It is an annual plant growing to between 5–30 cm tall (most plants growing as weeds of cultivation tend towards the smaller end), with smooth hairless stems. The leaves are oval-acute, 1–3 cm long, with a smooth margin. It has green flowers in three-rayed umbels. The glands, typical of the Euphorbiaceae, are kidney-shaped with long thin horns.

Medicinal uses

The plant's sap is toxic to rapidly-replicating human tissue, and has long been used as a traditional remedy for common skin lesions, including cancer. The active ingredient in the sap is a diterpene ester called ingenol mebutate.

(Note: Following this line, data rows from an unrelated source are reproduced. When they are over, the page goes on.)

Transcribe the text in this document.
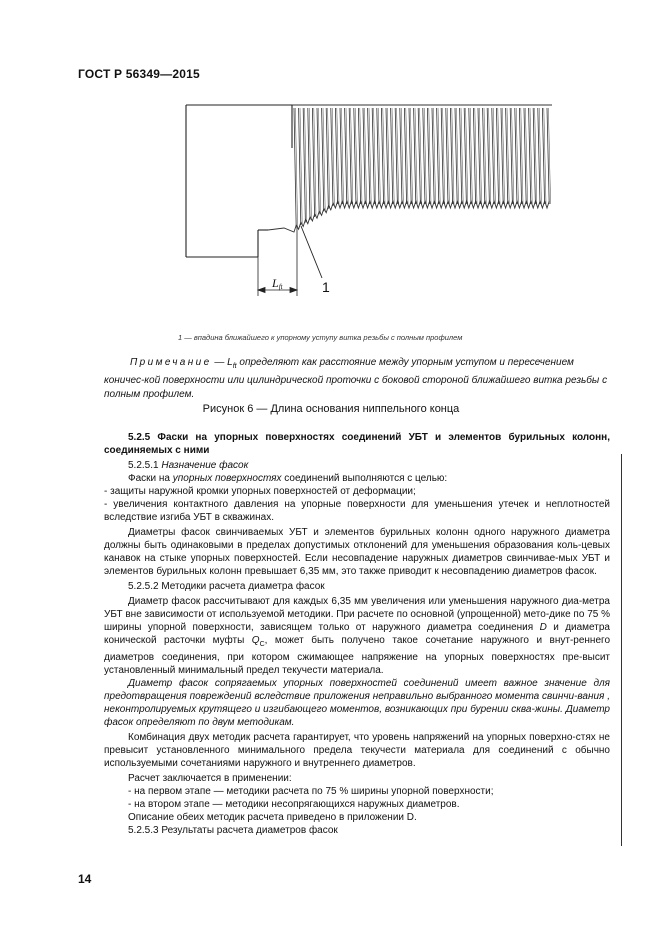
ГОСТ Р 56349—2015
Lft	1
1 — впадина ближайшего к упорному уступу витка резьбы с полным профилем
Примечание — $L_{ft}$ определяют как расстояние между упорным уступом и пересечением коничес-кой поверхности или цилиндрической проточки с боковой стороной ближайшего витка резьбы с полным профилем.
Рисунок 6 — Длина основания ниппельного конца

5.2.5 Фаски на упорных поверхностях соединений УБТ и элементов бурильных колонн, соединяемых с ними

5.2.5.1 Назначение фасок

Фаски на упорных поверхностях соединений выполняются с целью:

- защиты наружной кромки упорных поверхностей от деформации;

- увеличения контактного давления на упорные поверхности для уменьшения утечек и неплотностей вследствие изгиба УБТ в скважинах.

Диаметры фасок свинчиваемых УБТ и элементов бурильных колонн одного наружного диаметра должны быть одинаковыми в пределах допустимых отклонений для уменьшения образования коль-цевых канавок на стыке упорных поверхностей. Если несовпадение наружных диаметров свинчивае-мых УБТ и элементов бурильных колонн превышает 6,35 мм, это также приводит к несовпадению диаметров фасок.

5.2.5.2 Методики расчета диаметра фасок

Диаметр фасок рассчитывают для каждых 6,35 мм увеличения или уменьшения наружного диа-метра УБТ вне зависимости от используемой методики. При расчете по основной (упрощенной) мето-дике по 75 % ширины упорной поверхности, зависящем только от наружного диаметра соединения D и диаметра конической расточки муфты $Q_C$, может быть получено такое сочетание наружного и внут-реннего диаметров соединения, при котором сжимающее напряжение на упорных поверхностях пре-высит установленный минимальный предел текучести материала.

Диаметр фасок сопрягаемых упорных поверхностей соединений имеет важное значение для предотвращения повреждений вследствие приложения неправильно выбранного момента свинчи-вания , неконтролируемых крутящего и изгибающего моментов, возникающих при бурении сква-жины. Диаметр фасок определяют по двум методикам.

Комбинация двух методик расчета гарантирует, что уровень напряжений на упорных поверхно-стях не превысит установленного минимального предела текучести материала для соединений с обычно используемыми сочетаниями наружного и внутреннего диаметров.

Расчет заключается в применении:

- на первом этапе — методики расчета по 75 % ширины упорной поверхности;

- на втором этапе — методики несопрягающихся наружных диаметров.

Описание обеих методик расчета приведено в приложении D.

5.2.5.3 Результаты расчета диаметров фасок

14
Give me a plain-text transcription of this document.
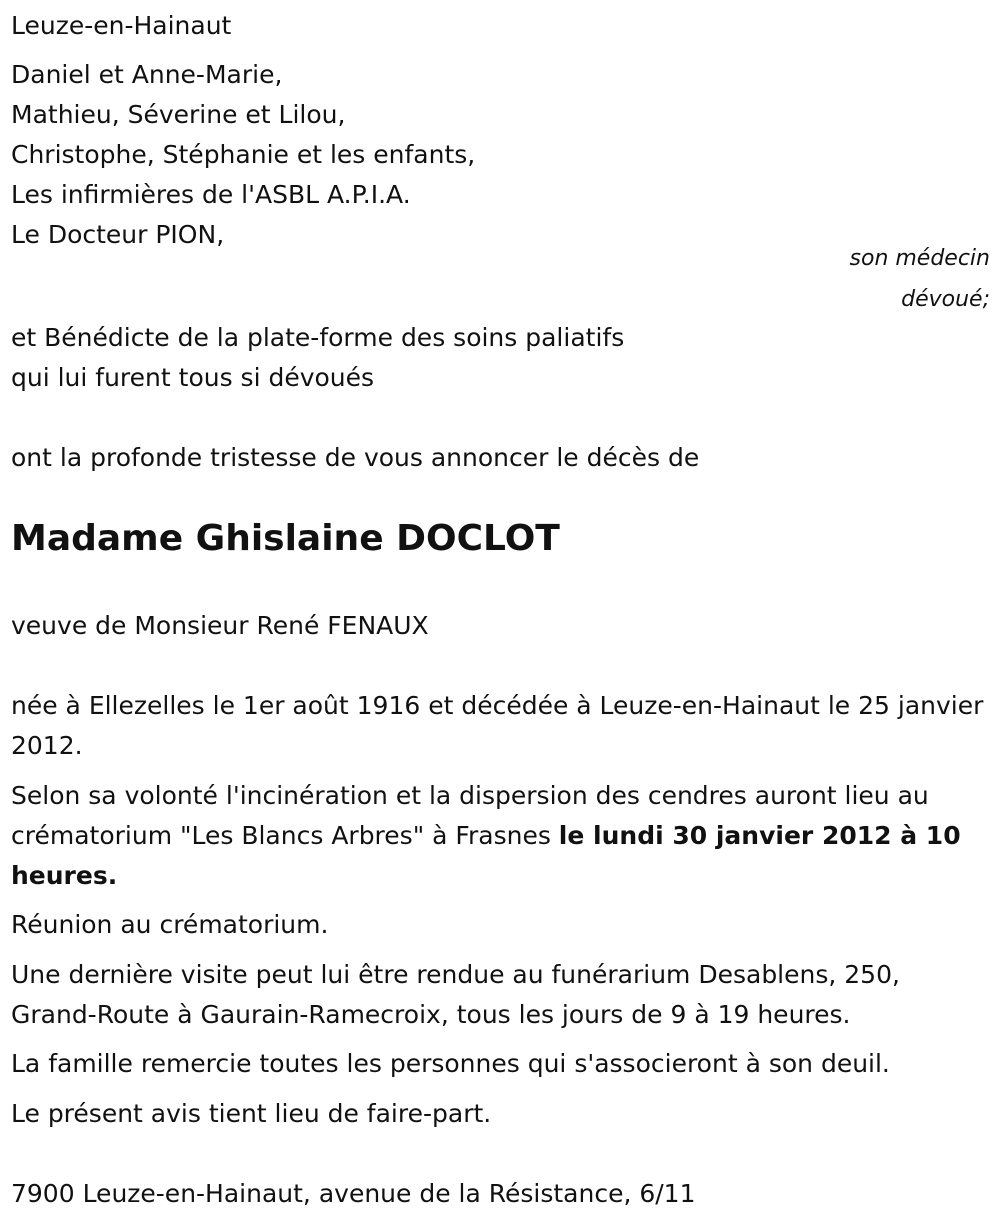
Leuze-en-Hainaut
Daniel et Anne-Marie,
Mathieu, Séverine et Lilou,
Christophe, Stéphanie et les enfants,
Les infirmières de l'ASBL A.P.I.A.
Le Docteur PION,
son médecin
dévoué;
et Bénédicte de la plate-forme des soins paliatifs
qui lui furent tous si dévoués
ont la profonde tristesse de vous annoncer le décès de
Madame Ghislaine DOCLOT
veuve de Monsieur René FENAUX
née à Ellezelles le 1er août 1916 et décédée à Leuze-en-Hainaut le 25 janvier 2012.
Selon sa volonté l'incinération et la dispersion des cendres auront lieu au crématorium "Les Blancs Arbres" à Frasnes le lundi 30 janvier 2012 à 10 heures.
Réunion au crématorium.
Une dernière visite peut lui être rendue au funérarium Desablens, 250, Grand-Route à Gaurain-Ramecroix, tous les jours de 9 à 19 heures.
La famille remercie toutes les personnes qui s'associeront à son deuil.
Le présent avis tient lieu de faire-part.
7900 Leuze-en-Hainaut, avenue de la Résistance, 6/11
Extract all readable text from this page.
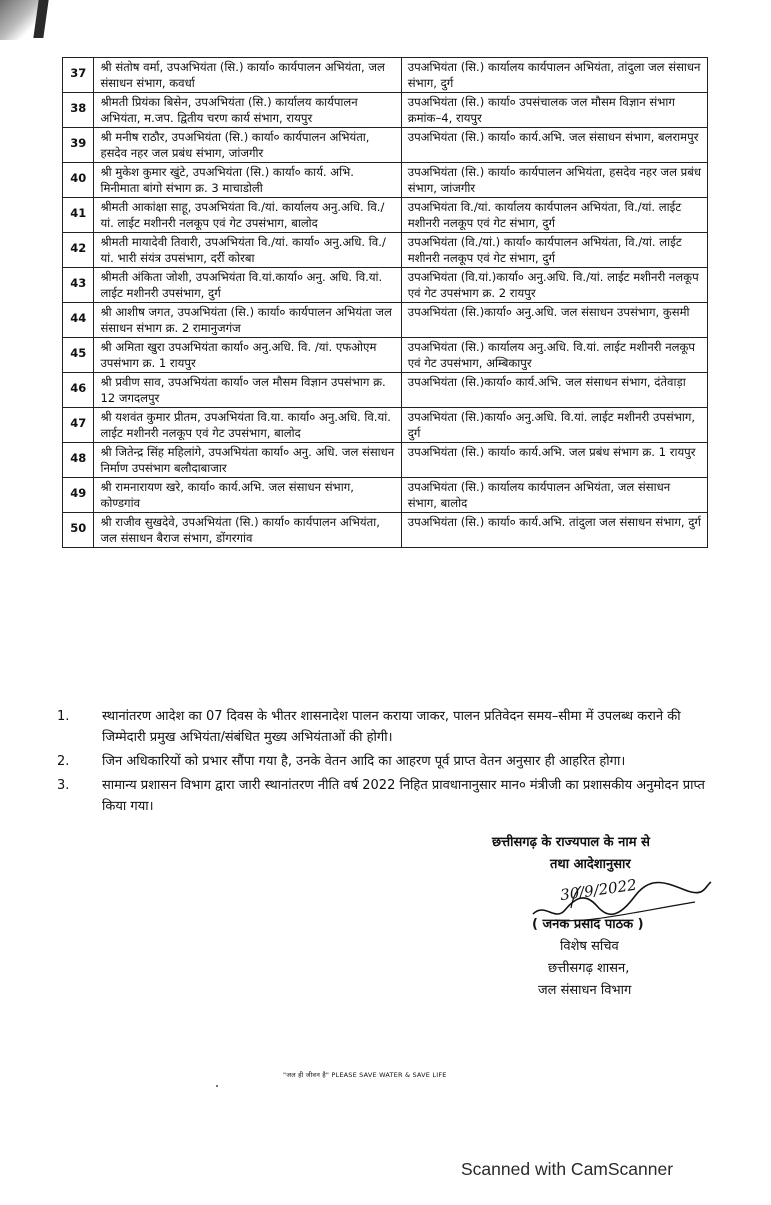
37	श्री संतोष वर्मा, उपअभियंता (सि.) कार्या० कार्यपालन अभियंता, जल संसाधन संभाग, कवर्धा	उपअभियंता (सि.) कार्यालय कार्यपालन अभियंता, तांदुला जल संसाधन संभाग, दुर्ग
38	श्रीमती प्रियंका बिसेन, उपअभियंता (सि.) कार्यालय कार्यपालन अभियंता, म.जप. द्वितीय चरण कार्य संभाग, रायपुर	उपअभियंता (सि.) कार्या० उपसंचालक जल मौसम विज्ञान संभाग क्रमांक–4, रायपुर
39	श्री मनीष राठौर, उपअभियंता (सि.) कार्या० कार्यपालन अभियंता, हसदेव नहर जल प्रबंध संभाग, जांजगीर	उपअभियंता (सि.) कार्या० कार्य.अभि. जल संसाधन संभाग, बलरामपुर
40	श्री मुकेश कुमार खुंटे, उपअभियंता (सि.) कार्या० कार्य. अभि. मिनीमाता बांगो संभाग क्र. 3 माचाडोली	उपअभियंता (सि.) कार्या० कार्यपालन अभियंता, हसदेव नहर जल प्रबंध संभाग, जांजगीर
41	श्रीमती आकांक्षा साहू, उपअभियंता वि./यां. कार्यालय अनु.अधि. वि./यां. लाईट मशीनरी नलकूप एवं गेट उपसंभाग, बालोद	उपअभियंता वि./यां. कार्यालय कार्यपालन अभियंता, वि./यां. लाईट मशीनरी नलकूप एवं गेट संभाग, दुर्ग
42	श्रीमती मायादेवी तिवारी, उपअभियंता वि./यां. कार्या० अनु.अधि. वि./ यां. भारी संयंत्र उपसंभाग, दर्री कोरबा	उपअभियंता (वि./यां.) कार्या० कार्यपालन अभियंता, वि./यां. लाईट मशीनरी नलकूप एवं गेट संभाग, दुर्ग
43	श्रीमती अंकिता जोशी, उपअभियंता वि.यां.कार्या० अनु. अधि. वि.यां. लाईट मशीनरी उपसंभाग, दुर्ग	उपअभियंता (वि.यां.)कार्या० अनु.अधि. वि./यां. लाईट मशीनरी नलकूप एवं गेट उपसंभाग क्र. 2 रायपुर
44	श्री आशीष जगत, उपअभियंता (सि.) कार्या० कार्यपालन अभियंता जल संसाधन संभाग क्र. 2 रामानुजगंज	उपअभियंता (सि.)कार्या० अनु.अधि. जल संसाधन उपसंभाग, कुसमी
45	श्री अमिता खुरा उपअभियंता कार्या० अनु.अधि. वि. /यां. एफओएम उपसंभाग क्र. 1 रायपुर	उपअभियंता (सि.) कार्यालय अनु.अधि. वि.यां. लाईट मशीनरी नलकूप एवं गेट उपसंभाग, अम्बिकापुर
46	श्री प्रवीण साव, उपअभियंता कार्या० जल मौसम विज्ञान उपसंभाग क्र. 12 जगदलपुर	उपअभियंता (सि.)कार्या० कार्य.अभि. जल संसाधन संभाग, दंतेवाड़ा
47	श्री यशवंत कुमार प्रीतम, उपअभियंता वि.या. कार्या० अनु.अधि. वि.यां. लाईट मशीनरी नलकूप एवं गेट उपसंभाग, बालोद	उपअभियंता (सि.)कार्या० अनु.अधि. वि.यां. लाईट मशीनरी उपसंभाग, दुर्ग
48	श्री जितेन्द्र सिंह महिलांगे, उपअभियंता कार्या० अनु. अधि. जल संसाधन निर्माण उपसंभाग बलौदाबाजार	उपअभियंता (सि.) कार्या० कार्य.अभि. जल प्रबंध संभाग क्र. 1 रायपुर
49	श्री रामनारायण खरे, कार्या० कार्य.अभि. जल संसाधन संभाग, कोण्डगांव	उपअभियंता (सि.) कार्यालय कार्यपालन अभियंता, जल संसाधन संभाग, बालोद
50	श्री राजीव सुखदेवे, उपअभियंता (सि.) कार्या० कार्यपालन अभियंता, जल संसाधन बैराज संभाग, डोंगरगांव	उपअभियंता (सि.) कार्या० कार्य.अभि. तांदुला जल संसाधन संभाग, दुर्ग
1.	स्थानांतरण आदेश का 07 दिवस के भीतर शासनादेश पालन कराया जाकर, पालन प्रतिवेदन समय–सीमा में उपलब्ध कराने की जिम्मेदारी प्रमुख अभियंता/संबंधित मुख्य अभियंताओं की होगी।
2.	जिन अधिकारियों को प्रभार सौंपा गया है, उनके वेतन आदि का आहरण पूर्व प्राप्त वेतन अनुसार ही आहरित होगा।
3.	सामान्य प्रशासन विभाग द्वारा जारी स्थानांतरण नीति वर्ष 2022 निहित प्रावधानानुसार मान० मंत्रीजी का प्रशासकीय अनुमोदन प्राप्त किया गया।
छत्तीसगढ़ के राज्यपाल के नाम से
तथा आदेशानुसार
30/9/2022
( जनक प्रसाद पाठक )
विशेष सचिव
छत्तीसगढ़ शासन,
जल संसाधन विभाग
"जल ही जीवन है" PLEASE SAVE WATER & SAVE LIFE
Scanned with CamScanner
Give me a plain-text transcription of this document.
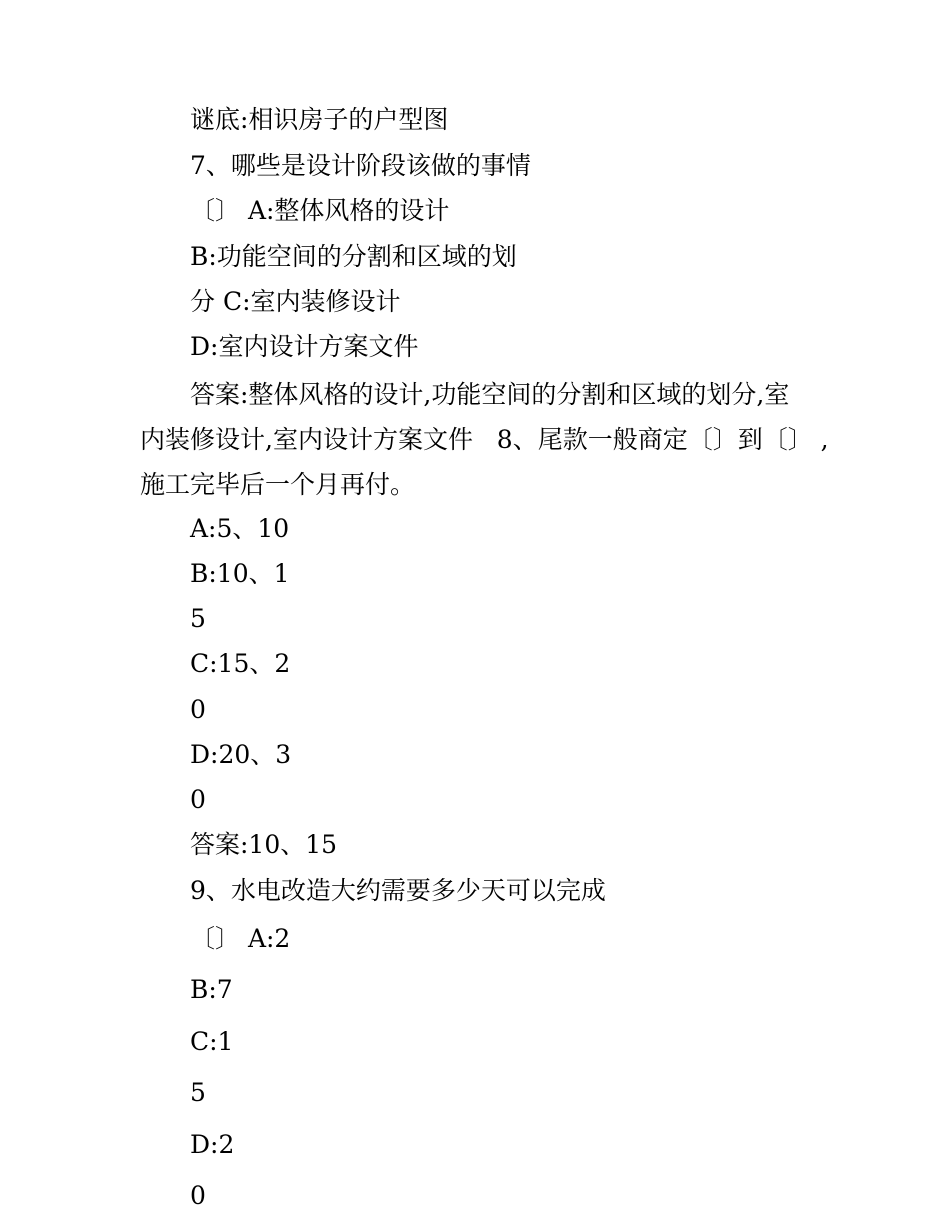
谜底:相识房子的户型图
7、哪些是设计阶段该做的事情
〔〕 A:整体风格的设计
B:功能空间的分割和区域的划
分 C:室内装修设计
D:室内设计方案文件
答案:整体风格的设计,功能空间的分割和区域的划分,室
内装修设计,室内设计方案文件   8、尾款一般商定〔〕到〔〕 ,
施工完毕后一个月再付。
A:5、10
B:10、1
5
C:15、2
0
D:20、3
0
答案:10、15
9、水电改造大约需要多少天可以完成
〔〕 A:2
B:7
C:1
5
D:2
0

Additional information for Radium Weed


Radium weed transplant and use feedback

Radium weed transplant and use feedback

The re-planting of the weeds was quite successful, as shown in the attached photo. The one in the green pot is the one from your garden, and is doing the best. The others are from your orchard area. The two at front left and in the brown pot are looking as if they are growing well. Three or four others in the background aren’t looking so good and will probably not make it. Interestingly, on my return home I found several plants growing around our house (now that I have seen what they look like), mainly small, but all looking healthy. When I was re-planting them some were slightly damaged, so I broke the stems and applied the milk to a red dis-coloured area of sun damaged skin on my cheek. Within a couple of hours it was stinging, and the next day it was quite inflamed and raw. It settled to a scab which was gone in about a week, with the redness considerably reduced, so I regard that as successful. The following week, I applied some of the milk to a couple of spots on my nose, probably a bit too liberally, as the next day it was very inflamed, and even bleeding, but again it healed within about a week with a noticeable improvement in the spots. So my conclusion is that the milk is very effective, but quite aggressive, so care is needed not to overdo the application, as the result is quite disfiguring in the short term. I will continue to use it, and would recommend it, subject to the cautions noted.